CBT treatment that targets the following areas is therefore essential: disputing erroneous thoughts about needing items or inability to tolerate discarding them, increasing organizational and decision-making skills, increasing discarding skills, increasing ability to de-clutter, and understanding what “makes sense” to keep. Effective treatment of hoarding requires sufficient intensity, duration in order to achieve desired results. Home visits are often essential to the intervention process.

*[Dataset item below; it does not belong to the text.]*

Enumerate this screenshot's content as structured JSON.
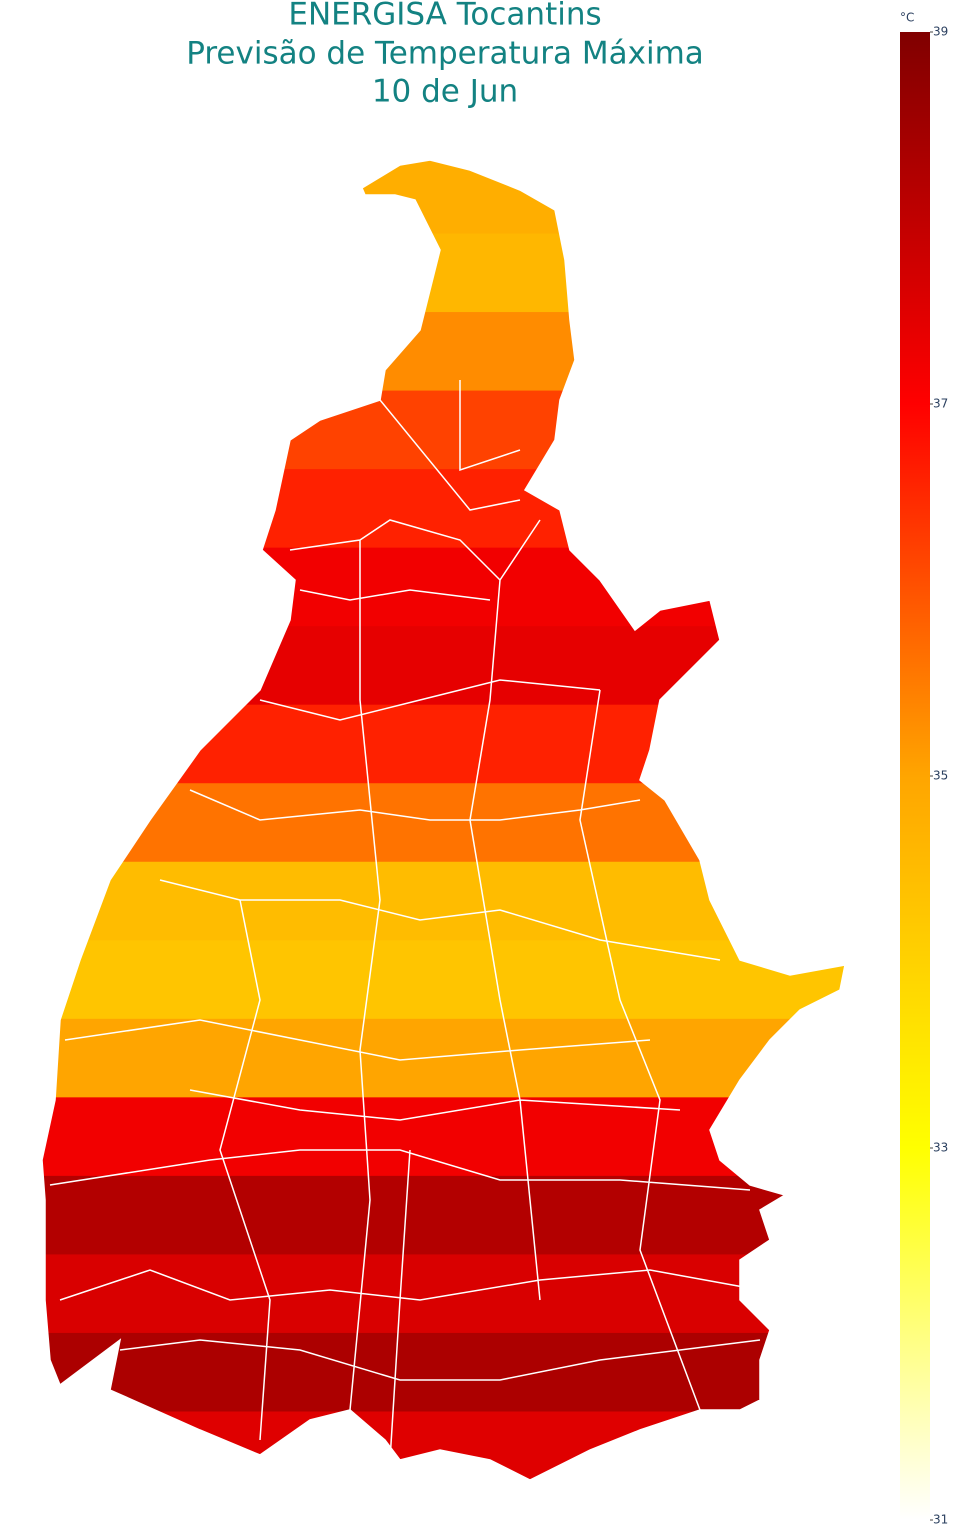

People who hoard often have limited awareness of how much of a problem their hoarding behavior is causing. Forcing the person who hoard to change is not the best approach, nor is throwing all their hoarded items away. If your loved one is unwilling to attend treatment, then it would be most helpful for you to work with an experienced practitioner on how to build your loved one’s motivation. It would also be helpful to find a local support group for people who hoard or for people with OCD. Such groups can provide emotional support as well as the opportunity to learn what and what not has worked from other people who understand the challenges of Hoarding Disorder first-hand.